Malte Spitz: "Daten – das Öl des 21. Jahrhunderts? Nachhaltigkeit im digitalen Zeitalter", Hoffman und Campe, Hamburg 2017, 240 Seiten, 16 Euro
Über die vernetzte Gesellschaft
Lässt sich die Bedeutung digitaler Daten mit der des Rohstoffs Öl vergleichen? Das fragt der Grünen-Politiker Malte Spitz in seinem Buch "Daten". Rund 70 Künstler, Wissenschaftler und Politiker hat er dazu interviewt. Leider bleibt es meist bei Allgemeinplätzen.
"Daten sind das neue Öl." Diese populäre Aussage wird selten hinterfragt. Zu offensichtlich ist, dass Daten in der digitalen Ökonomie längst eine Schlüsselrolle spielen und die großen Digitalunternehmen zu den reichsten der Welt gehören. Jetzt fragt der Grünen-Politiker Malte Spitz: Stimmt der Vergleich mit dem Öl wirklich? Und wenn ja, was könnte man für die Digitalisierung aus dem zurückliegenden Ölboom lernen? Rund 70 Künstler, Wissenschaftler und Politiker hat der Digital-Experte dazu interviewt. Er ist dafür quer durch die USA gereist, hat in Berlin, Potsdam und Kassel Forscher vor Ort besucht, um sich so ein Bild von den Produktionsstätten zu machen.
Öl brachte Mobilität, digitale Daten die vernetzte Gesellschaft
Das Ergebnis seiner immensen Recherche überzeugt aber kaum. Denn schon die Fragestellung, was Öl und Daten gemeinsam haben, erweist sich als wenig ergiebig. Kann man etwa die "Bergung" der Rohstoffe miteinander vergleichen?

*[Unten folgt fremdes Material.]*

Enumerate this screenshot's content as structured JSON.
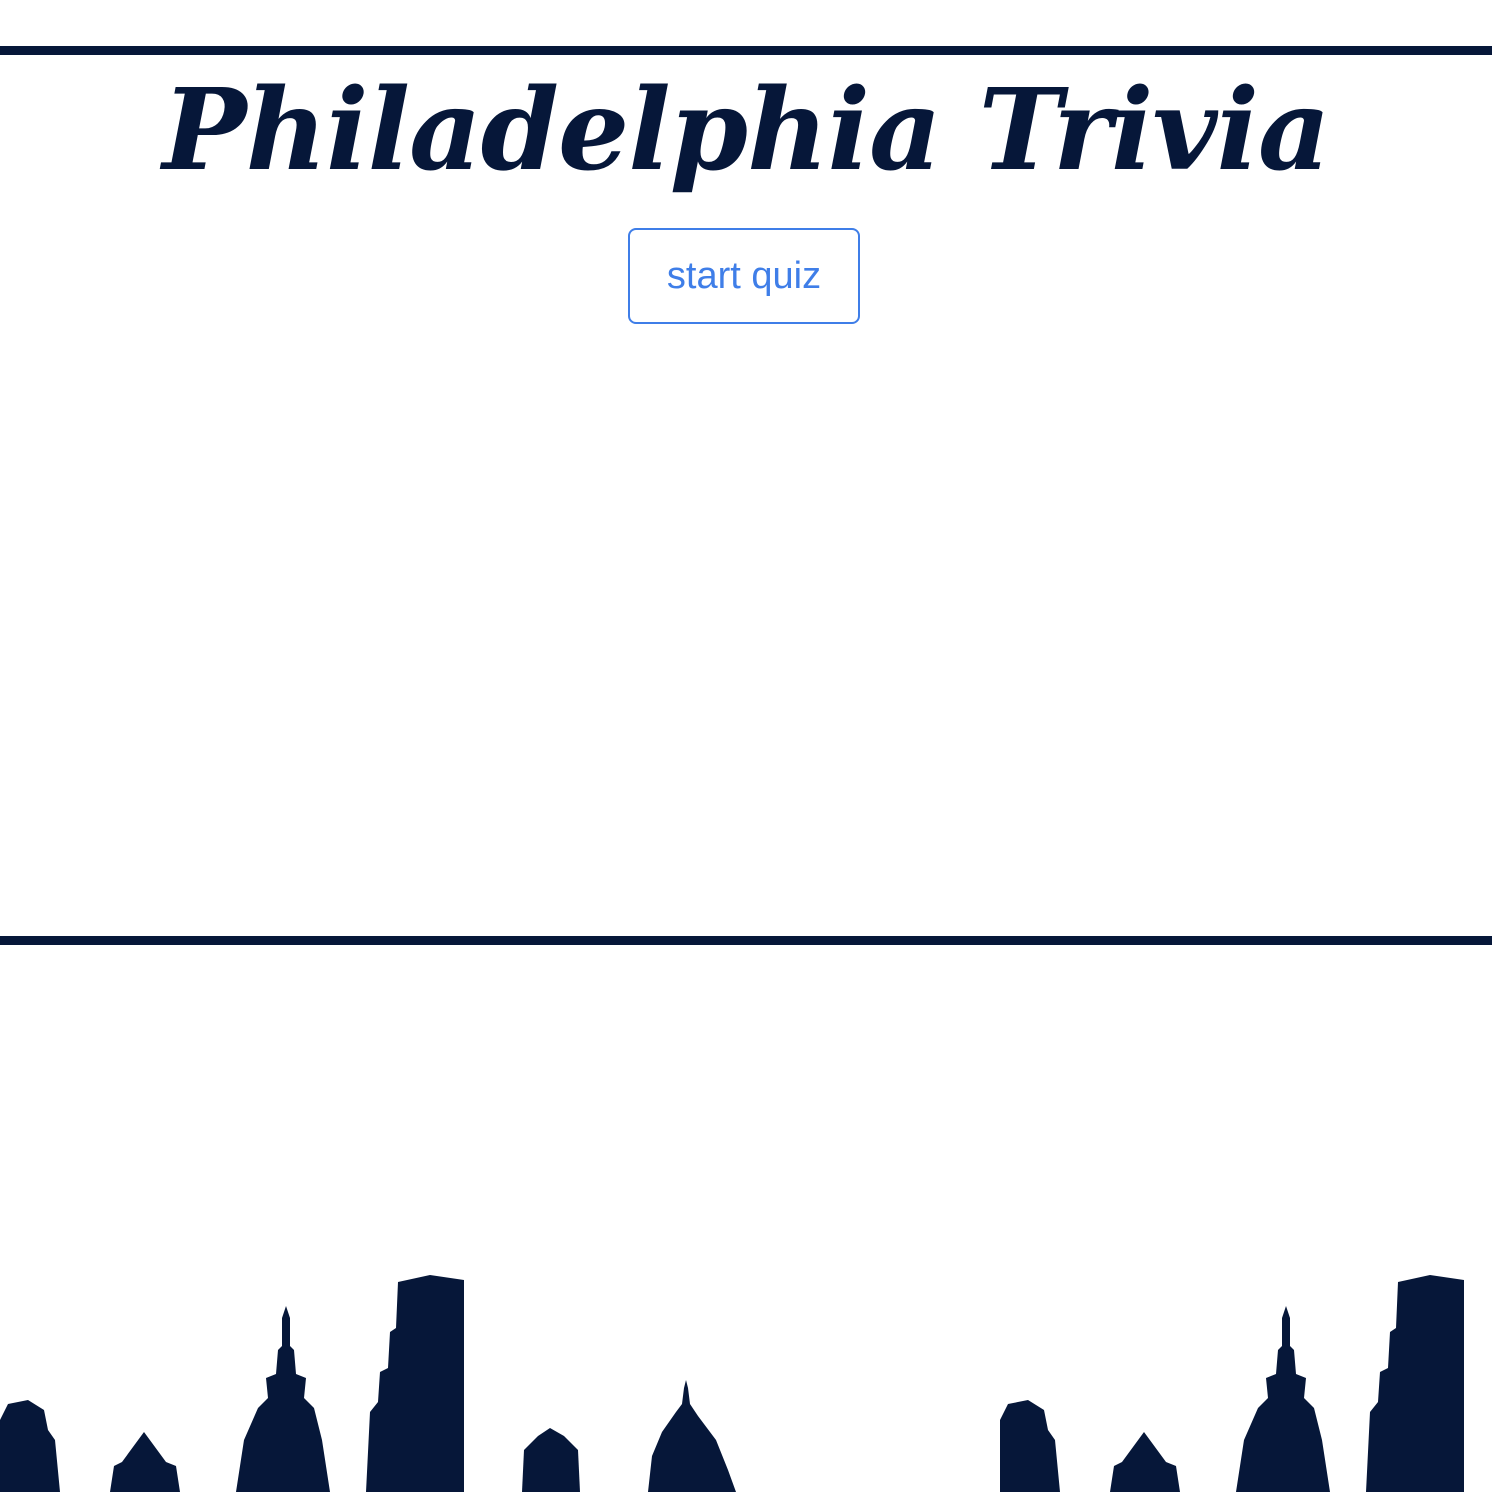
{
  "header": {
    "title": "Philadelphia Trivia"
  },
  "actions": {
    "start_label": "start quiz"
  },
  "colors": {
    "primary": "#061739",
    "accent": "#3f7ee8",
    "background": "#ffffff"
  },
  "icons": {
    "skyline": "philadelphia-skyline-silhouette"
  }
}
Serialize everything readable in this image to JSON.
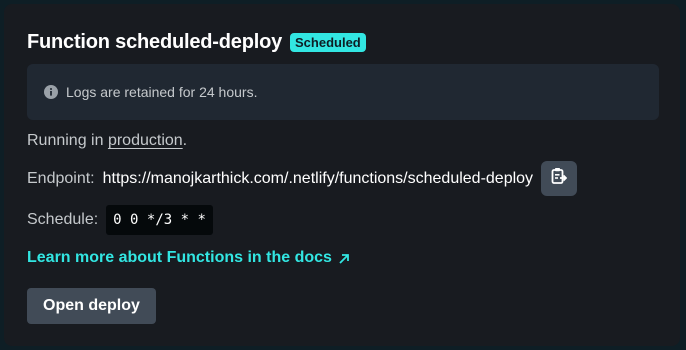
{
  "header": {
    "title": "Function scheduled-deploy",
    "status_badge": "Scheduled"
  },
  "notice": {
    "icon": "info-icon",
    "text": "Logs are retained for 24 hours."
  },
  "context": {
    "prefix": "Running in",
    "link": "production",
    "suffix": "."
  },
  "endpoint": {
    "label": "Endpoint:",
    "url": "https://manojkarthick.com/.netlify/functions/scheduled-deploy",
    "copy_icon": "clipboard-icon"
  },
  "schedule": {
    "label": "Schedule:",
    "cron": "0 0 */3 * *"
  },
  "docs": {
    "link_text": "Learn more about Functions in the docs",
    "icon": "external-arrow-icon"
  },
  "actions": {
    "open_deploy_label": "Open deploy"
  },
  "colors": {
    "accent": "#32e6e2",
    "background": "#181b20",
    "button": "#414b57"
  }
}
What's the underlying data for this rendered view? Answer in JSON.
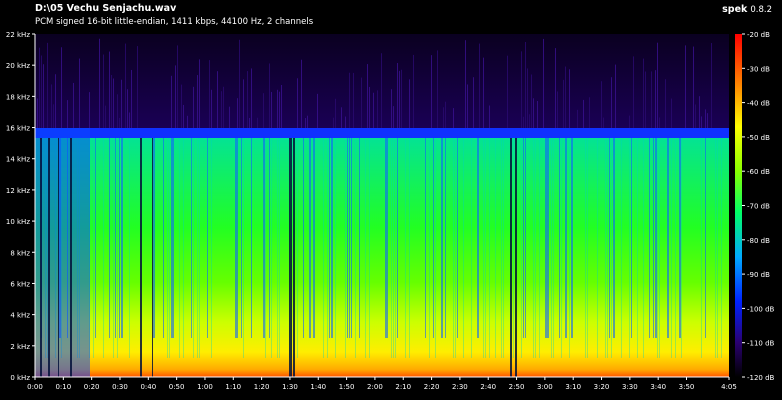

In Norden, Ostfriesland, wo sekündlich Terrabits an Daten aus Übersee auflaufen und in Wilhelmshaven, wo jährlich 20 Millionen Tonnen Rohöl gelöscht werden, findet er so banale Antworten wie: "Die Infrastruktur ist wichtig" oder "Öl fließt langsamer als Daten." Manchmal entdeckt Malte Spitz aber auch Gemeinsamkeiten. Etwa wenn er schildert, wie beide Rohstoffe mit ihren Freiheitsversprechen den Alltag besetzten. Mit dem Öl sei die Mobilität gekommen, mit digitalen Daten die vernetzte Gesellschaft. Und auch die Machtfülle hätten Internet- und Ölkonzerne gemeinsam. Damals wie heute sei Regulierung vonnöten.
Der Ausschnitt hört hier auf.